Sampling and Identification of Microplastics in Groundwater
Published on: November 7, 2025
Microplastics identification framework: Integration of microplastic-derived dissolved organic matter fingerprints and
Ruxin Yang1, Jinjiang Duan2, Jianhao Song2
1School of Environmental Science and Engineering, Southwest Jiaotong University, Chengdu 611700, China; Key Laboratory of Synergetic Control and Joint Remediation for Soil & Water Pollution, Ministry of Ecology and Environment, Chengdu, 610059, China.
Abstract:
Microplastics (MPs), ubiquitous in aquatic environments, pose ecological risks that depend fundamentally on their polymer composition. MPs can release dissolved organic matter (DOM) carrying polymer-specific chemical fingerprints, yet their integration into an accessible and interpretable framework for polymer-related MPs identification remains insufficiently developed. Here, we proposed an MP-DOM based MPs identification framework that integrates an interpretable machine learning model with MP-DOM fingerprints derived from aliphatic (polyethylene, polypropylene), aromatic (polystyrene, polyethylene terephthalate), and biodegradable MPs (polylactic acid) under controlled (Milli-Q) and environmental (river water) conditions. MP-DOM fingerprints were identified from dissolved organic carbon (DOC) levels, UV-Visible absorbance and fluorescence indices.
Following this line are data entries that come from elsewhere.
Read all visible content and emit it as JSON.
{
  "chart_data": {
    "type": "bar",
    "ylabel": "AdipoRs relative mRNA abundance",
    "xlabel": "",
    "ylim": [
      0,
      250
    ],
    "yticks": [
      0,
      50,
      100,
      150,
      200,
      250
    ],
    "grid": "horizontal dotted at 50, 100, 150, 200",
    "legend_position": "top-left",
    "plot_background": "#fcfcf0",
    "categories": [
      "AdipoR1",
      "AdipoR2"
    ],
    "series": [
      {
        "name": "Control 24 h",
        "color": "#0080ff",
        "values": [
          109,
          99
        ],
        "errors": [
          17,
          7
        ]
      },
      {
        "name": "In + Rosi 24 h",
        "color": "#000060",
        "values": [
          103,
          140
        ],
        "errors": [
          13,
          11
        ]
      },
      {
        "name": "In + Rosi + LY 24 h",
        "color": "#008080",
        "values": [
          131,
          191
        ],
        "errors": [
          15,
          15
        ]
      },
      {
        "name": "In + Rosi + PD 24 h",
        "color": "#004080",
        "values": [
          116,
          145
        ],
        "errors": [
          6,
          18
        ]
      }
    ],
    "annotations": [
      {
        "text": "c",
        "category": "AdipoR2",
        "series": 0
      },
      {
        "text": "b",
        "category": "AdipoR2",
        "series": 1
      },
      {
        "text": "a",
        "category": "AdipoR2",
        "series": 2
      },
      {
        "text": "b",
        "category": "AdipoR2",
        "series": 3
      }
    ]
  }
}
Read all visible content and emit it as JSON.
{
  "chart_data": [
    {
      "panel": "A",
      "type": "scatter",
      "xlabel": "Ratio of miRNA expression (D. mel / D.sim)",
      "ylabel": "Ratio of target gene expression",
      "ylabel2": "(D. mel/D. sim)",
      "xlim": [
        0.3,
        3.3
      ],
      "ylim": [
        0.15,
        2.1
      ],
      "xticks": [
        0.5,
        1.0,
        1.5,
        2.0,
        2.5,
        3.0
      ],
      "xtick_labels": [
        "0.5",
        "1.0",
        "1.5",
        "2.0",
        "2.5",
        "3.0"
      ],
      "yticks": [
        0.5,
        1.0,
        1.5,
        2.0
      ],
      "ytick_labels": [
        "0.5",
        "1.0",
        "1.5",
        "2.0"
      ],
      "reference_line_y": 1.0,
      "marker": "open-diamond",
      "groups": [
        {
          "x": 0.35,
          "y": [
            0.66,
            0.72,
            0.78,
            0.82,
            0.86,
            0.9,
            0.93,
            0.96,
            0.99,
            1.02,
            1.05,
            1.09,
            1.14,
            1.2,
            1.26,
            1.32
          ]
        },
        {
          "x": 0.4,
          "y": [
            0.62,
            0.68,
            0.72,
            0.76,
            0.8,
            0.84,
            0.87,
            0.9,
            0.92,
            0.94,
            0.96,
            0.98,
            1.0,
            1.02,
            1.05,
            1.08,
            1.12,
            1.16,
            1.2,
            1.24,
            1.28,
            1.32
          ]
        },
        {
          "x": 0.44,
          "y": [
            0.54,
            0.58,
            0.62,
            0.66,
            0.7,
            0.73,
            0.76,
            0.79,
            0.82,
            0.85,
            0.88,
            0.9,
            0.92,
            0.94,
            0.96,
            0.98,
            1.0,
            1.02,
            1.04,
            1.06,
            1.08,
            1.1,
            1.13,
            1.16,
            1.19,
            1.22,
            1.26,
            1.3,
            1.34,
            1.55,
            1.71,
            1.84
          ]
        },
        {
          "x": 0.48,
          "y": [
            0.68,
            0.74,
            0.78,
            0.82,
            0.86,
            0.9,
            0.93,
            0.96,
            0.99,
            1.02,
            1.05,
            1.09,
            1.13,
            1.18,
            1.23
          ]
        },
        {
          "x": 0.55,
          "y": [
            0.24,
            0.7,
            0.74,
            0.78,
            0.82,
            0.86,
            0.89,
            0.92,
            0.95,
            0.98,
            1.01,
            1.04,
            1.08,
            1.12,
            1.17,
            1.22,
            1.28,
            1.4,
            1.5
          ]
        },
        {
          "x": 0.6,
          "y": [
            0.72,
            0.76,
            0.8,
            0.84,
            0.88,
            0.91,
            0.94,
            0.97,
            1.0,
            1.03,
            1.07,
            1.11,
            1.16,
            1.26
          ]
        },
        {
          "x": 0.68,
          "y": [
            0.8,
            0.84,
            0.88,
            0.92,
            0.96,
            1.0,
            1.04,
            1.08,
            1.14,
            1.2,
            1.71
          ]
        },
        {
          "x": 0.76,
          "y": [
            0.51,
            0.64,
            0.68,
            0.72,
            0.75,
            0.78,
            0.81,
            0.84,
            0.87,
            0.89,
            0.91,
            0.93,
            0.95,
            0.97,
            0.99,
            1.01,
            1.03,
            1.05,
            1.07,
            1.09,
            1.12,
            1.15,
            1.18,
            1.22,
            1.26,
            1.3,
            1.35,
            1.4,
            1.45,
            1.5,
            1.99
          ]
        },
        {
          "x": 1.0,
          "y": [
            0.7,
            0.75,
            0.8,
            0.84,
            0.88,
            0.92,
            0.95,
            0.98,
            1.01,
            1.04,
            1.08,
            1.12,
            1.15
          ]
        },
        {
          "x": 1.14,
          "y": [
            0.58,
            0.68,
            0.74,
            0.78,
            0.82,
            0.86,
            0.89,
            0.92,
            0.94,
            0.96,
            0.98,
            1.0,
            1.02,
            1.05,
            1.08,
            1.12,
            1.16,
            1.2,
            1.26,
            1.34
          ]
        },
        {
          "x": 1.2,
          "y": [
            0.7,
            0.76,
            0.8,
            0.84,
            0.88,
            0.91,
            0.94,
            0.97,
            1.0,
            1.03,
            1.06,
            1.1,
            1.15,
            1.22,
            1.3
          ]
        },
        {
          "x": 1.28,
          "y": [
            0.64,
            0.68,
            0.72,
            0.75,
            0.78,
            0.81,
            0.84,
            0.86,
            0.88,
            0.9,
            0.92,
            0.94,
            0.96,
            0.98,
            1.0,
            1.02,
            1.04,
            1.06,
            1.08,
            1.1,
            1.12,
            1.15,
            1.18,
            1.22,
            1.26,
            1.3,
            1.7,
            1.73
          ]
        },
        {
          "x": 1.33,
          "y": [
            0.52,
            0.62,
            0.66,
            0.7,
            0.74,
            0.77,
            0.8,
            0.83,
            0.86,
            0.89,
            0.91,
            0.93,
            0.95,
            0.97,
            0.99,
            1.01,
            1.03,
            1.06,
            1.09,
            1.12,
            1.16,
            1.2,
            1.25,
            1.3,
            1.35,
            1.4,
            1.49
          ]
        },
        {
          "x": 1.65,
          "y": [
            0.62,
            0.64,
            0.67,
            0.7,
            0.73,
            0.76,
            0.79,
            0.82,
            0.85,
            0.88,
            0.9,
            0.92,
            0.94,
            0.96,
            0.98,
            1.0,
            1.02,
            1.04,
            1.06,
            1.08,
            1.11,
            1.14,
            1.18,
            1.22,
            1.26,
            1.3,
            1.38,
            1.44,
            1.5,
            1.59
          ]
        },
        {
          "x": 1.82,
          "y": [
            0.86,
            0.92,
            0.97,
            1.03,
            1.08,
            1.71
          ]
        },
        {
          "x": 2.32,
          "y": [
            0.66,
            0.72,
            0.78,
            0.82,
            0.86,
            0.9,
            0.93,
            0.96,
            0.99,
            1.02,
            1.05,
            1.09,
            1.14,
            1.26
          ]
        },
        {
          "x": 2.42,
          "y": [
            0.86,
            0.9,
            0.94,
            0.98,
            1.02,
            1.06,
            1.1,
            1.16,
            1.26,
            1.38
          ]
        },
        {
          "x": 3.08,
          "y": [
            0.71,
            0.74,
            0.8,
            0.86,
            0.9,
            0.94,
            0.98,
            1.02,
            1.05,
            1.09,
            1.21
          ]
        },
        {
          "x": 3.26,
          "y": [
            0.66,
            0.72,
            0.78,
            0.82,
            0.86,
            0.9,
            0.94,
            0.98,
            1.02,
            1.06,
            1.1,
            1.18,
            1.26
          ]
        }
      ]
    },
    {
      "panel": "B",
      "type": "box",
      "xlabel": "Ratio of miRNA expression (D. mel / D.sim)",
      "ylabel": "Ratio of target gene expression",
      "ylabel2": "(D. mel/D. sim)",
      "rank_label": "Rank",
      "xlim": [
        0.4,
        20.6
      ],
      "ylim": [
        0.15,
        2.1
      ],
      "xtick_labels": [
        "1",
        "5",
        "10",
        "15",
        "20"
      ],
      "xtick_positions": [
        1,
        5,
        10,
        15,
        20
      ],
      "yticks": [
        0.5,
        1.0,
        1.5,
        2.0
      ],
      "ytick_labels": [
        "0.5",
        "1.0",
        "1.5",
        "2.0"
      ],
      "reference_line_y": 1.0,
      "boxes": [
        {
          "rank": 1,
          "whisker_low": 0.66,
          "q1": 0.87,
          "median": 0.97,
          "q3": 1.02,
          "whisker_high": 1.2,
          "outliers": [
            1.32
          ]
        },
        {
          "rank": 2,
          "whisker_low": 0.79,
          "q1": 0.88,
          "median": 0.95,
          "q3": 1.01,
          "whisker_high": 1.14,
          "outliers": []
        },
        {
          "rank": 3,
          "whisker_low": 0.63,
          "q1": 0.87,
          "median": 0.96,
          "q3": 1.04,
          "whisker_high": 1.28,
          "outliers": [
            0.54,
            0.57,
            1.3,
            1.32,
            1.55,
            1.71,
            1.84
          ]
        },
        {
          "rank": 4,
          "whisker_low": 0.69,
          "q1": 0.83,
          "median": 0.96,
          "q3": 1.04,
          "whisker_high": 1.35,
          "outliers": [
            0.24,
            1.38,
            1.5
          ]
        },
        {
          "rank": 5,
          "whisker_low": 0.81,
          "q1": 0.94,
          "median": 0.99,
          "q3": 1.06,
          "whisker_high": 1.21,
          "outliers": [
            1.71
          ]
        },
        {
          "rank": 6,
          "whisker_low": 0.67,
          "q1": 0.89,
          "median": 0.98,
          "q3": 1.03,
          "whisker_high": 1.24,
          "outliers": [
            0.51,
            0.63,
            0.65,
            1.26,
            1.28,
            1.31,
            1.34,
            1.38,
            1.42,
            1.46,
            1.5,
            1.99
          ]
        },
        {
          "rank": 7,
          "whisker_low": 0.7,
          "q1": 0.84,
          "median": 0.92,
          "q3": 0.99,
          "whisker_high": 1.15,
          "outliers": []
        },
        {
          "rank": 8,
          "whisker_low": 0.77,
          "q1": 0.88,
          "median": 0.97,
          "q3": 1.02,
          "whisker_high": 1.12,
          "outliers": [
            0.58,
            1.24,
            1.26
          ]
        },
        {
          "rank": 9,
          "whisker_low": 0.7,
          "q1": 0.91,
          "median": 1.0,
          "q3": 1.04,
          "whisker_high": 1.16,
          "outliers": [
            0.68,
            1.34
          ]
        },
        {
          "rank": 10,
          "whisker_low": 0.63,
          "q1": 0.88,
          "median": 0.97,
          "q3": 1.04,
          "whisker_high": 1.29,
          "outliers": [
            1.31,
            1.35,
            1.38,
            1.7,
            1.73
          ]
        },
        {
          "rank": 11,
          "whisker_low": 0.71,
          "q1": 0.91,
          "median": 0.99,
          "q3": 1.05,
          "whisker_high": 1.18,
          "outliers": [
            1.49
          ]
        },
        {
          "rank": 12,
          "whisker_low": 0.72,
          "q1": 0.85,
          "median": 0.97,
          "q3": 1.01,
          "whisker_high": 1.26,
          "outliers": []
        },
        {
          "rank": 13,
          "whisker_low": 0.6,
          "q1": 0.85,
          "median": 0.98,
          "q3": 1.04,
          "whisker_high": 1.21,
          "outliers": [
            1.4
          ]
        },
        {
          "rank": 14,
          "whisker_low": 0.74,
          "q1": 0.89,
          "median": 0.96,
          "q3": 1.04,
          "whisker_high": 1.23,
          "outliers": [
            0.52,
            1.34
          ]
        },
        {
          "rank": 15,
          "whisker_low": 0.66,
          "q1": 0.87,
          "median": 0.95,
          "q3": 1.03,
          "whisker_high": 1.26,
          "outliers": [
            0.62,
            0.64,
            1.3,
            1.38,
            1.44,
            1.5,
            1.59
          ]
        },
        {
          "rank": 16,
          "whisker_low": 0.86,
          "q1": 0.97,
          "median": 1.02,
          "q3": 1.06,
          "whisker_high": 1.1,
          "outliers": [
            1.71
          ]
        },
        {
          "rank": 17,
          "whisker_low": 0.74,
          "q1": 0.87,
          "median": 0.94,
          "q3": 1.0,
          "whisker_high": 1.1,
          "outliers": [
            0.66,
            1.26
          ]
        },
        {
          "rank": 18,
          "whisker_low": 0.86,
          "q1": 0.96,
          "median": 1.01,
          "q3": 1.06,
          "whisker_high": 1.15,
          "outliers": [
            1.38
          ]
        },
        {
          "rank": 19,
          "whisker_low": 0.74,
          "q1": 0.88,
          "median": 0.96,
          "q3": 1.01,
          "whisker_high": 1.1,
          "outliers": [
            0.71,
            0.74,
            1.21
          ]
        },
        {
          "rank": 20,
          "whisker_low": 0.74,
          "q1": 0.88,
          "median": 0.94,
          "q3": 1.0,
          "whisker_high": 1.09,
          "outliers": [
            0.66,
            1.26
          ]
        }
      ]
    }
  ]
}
Functional group analyses and molecular-scale simulations further supported that these fingerprints reflect polymer-dependent DOM compositions and release pathways. Specifically, aliphatic MP-DOM exhibited weak and uniform optical signatures linked to backbone-controlled release, aromatic MP-DOM showed enhanced aromaticity and a lower polymerization degree due to structure-selective release from aromatic units with higher local electronic activity, whereas biodegradable MP-DOM was characterized by high DOC release, strong bulk absorbance, and low aromaticity associated with ester-bond hydrolysis. After benchmarking multiple classifiers, an optimized random forest model incorporating seven MP-DOM fingerprints achieved high classification performance (AUC=0.953). When applied to MP-added river water samples, the model retained recognizable classification performance after background correction (AUC=0.903), with near-complete identification of biodegradable MPs and residual overlap mainly between aliphatic and aromatic MPs. This study demonstrates the feasibility of MP-DOM fingerprints for polymer-related MPs identification, providing an accessible approach to support source-related interpretation in aquatic environments.